I am likely to run into high dimensional data (~300k dimensions). I am looking at using SVM and Random Forest in particular as classification algorithms.
Would R libraries scale to my problem size?
Thanks.
EDIT 1: Just to clarify, my data set is likely to have 1000-3000 rows (perhaps a bit more) and 10 classes.
EDIT 2: Since I am very new to R, I will request the posters to be more specific where possible. For example, if you are suggesting a workflow/pipeline, please be sure to mention the R libraries involved in each step if possible. Some additional pointers (to examples, sample code etc.) would be icing on the cake.

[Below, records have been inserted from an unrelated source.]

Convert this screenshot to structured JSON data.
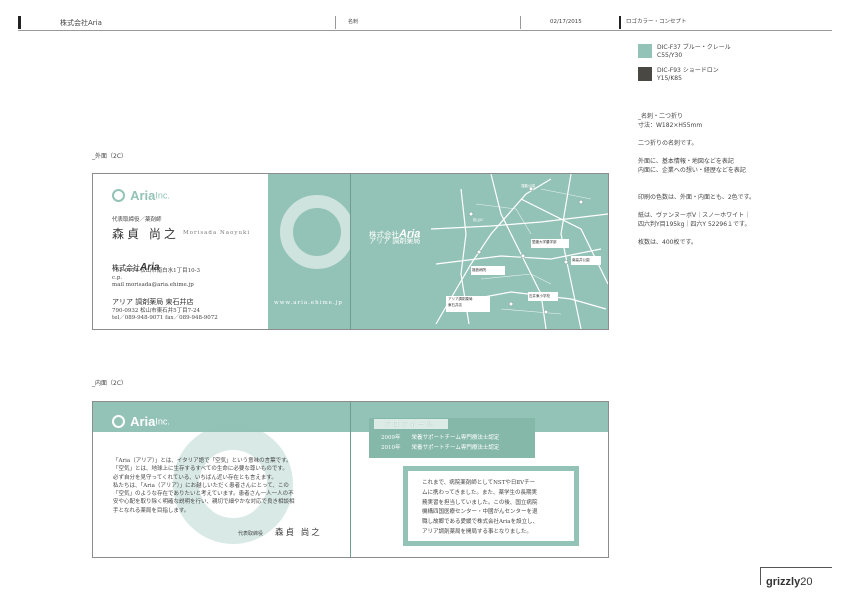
{
  "header": {
    "company": "株式会社Aria",
    "doc_type": "名刺",
    "date": "02/17/2015",
    "section": "ロゴカラー・コンセプト"
  },
  "colors": {
    "swatch1": "#93c2b6",
    "swatch2": "#4a4843",
    "teal": "#93c2b6",
    "teal_dark": "#86b8aa"
  },
  "swatches": [
    {
      "line1": "DIC-F37 ブルー・クレール",
      "line2": "C55/Y30"
    },
    {
      "line1": "DIC-F93 ショードロン",
      "line2": "Y15/K85"
    }
  ],
  "specs": {
    "size_label": "_名刺・二つ折り",
    "size_value": "寸法：W182×H55mm",
    "fold": "二つ折りの名刺です。",
    "outside1": "外面に、基本情報・地図などを表記",
    "inside1": "内面に、企業への想い・経歴などを表記",
    "color_count": "印刷の色数は、外面・内面とも、2色です。",
    "paper1": "紙は、ヴァンヌーボV｜スノーホワイト｜",
    "paper2": "四六判Y目195kg｜四六Y 52296１です。",
    "quantity": "枚数は、400枚です。"
  },
  "outer": {
    "label": "_外面（2C）",
    "logo": "Aria",
    "logo_suffix": "Inc.",
    "title_small": "代表取締役／薬剤師",
    "name": "森貞 尚之",
    "name_roman": "Morisada Naoyuki",
    "company_prefix": "株式会社",
    "company_brand": "Aria",
    "address1": "791-0114 松山市南白水1丁目10-3",
    "address2": "c.p.",
    "address3": "mail  morisada@aria.ehime.jp",
    "pharmacy": "アリア 調剤薬局 東石井店",
    "pharmacy_addr": "790-0932 松山市東石井5丁目7-24",
    "pharmacy_tel": "tel／089-948-9071  fax／089-948-9072",
    "cover_company_prefix": "株式会社",
    "cover_company_brand": "Aria",
    "cover_pharmacy": "アリア 調剤薬局",
    "url": "www.aria.ehime.jp",
    "map_labels": [
      "運動公園",
      "松山IC",
      "愛媛大学農学部",
      "アリア調剤薬局",
      "東石井店",
      "南高井公園",
      "福音病院",
      "石井東小学校"
    ]
  },
  "inner": {
    "label": "_内面（2C）",
    "logo": "Aria",
    "logo_suffix": "Inc.",
    "paragraph": [
      "「Aria（アリア）」とは、イタリア語で「空気」という意味の言葉です。",
      "「空気」とは、地球上に生存するすべての生命に必要な尊いものです。",
      "必ず自分を見守ってくれている、いちばん近い存在とも言えます。",
      "私たちは、「Aria（アリア）」にお越しいただく患者さんにとって、この",
      "「空気」のような存在でありたいと考えています。患者さん一人一人の不",
      "安や心配を取り除く明確な説明を行い、親切で細やかな対応で良き相談相",
      "手となれる薬局を目指します。"
    ],
    "signature_title": "代表取締役",
    "signature_name": "森貞 尚之",
    "profile_title": "プロフィール",
    "profile_items": [
      "2009年　　栄養サポートチーム専門療法士認定",
      "2010年　　栄養サポートチーム専門療法士認定"
    ],
    "bio": [
      "これまで、病院薬剤師としてNSTや日ⅡVチー",
      "ムに携わってきました。また、薬学生の長期実",
      "務実習を担当していました。この後、国立病院",
      "機構四国医療センター・中國がんセンターを退",
      "職し故郷である愛媛で株式会社Ariaを設立し、",
      "アリア調剤薬局を開局する事となりました。"
    ]
  },
  "footer": {
    "brand": "grizzly",
    "page": "20"
  }
}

EDIT 3: First off, thanks everyone for your comments. And secondly, I apologize, perhaps I should have given more context for the problem. I am new to R but not so much to text classification. I have already done pre-processing (stemming, stopword removal, tf-idf conversion etc.) on my some part of my data using tm package, just to get a feel for things. tm was so slow even on about 200docs that I got concerned about scalability. Then I started playing with FSelector and even that was really slow. And that's the point at which I made my OP.
EDIT 4: It just occurred to me that I have 10 classes and about ~300 training documents per class, and I am in fact building the termXdoc matrix out of the entire training set resulting in very high dimensionality. But how about reducing every 1-out-of-k classification problem to a series of binary classification problems? That would drastically reduce the number of training documents (and hence dimensionality) at each of the k-1 steps considerably, wouldn't it? So is this approach a good one? How does it compare in terms of accuracy to the usual multi-class implementation?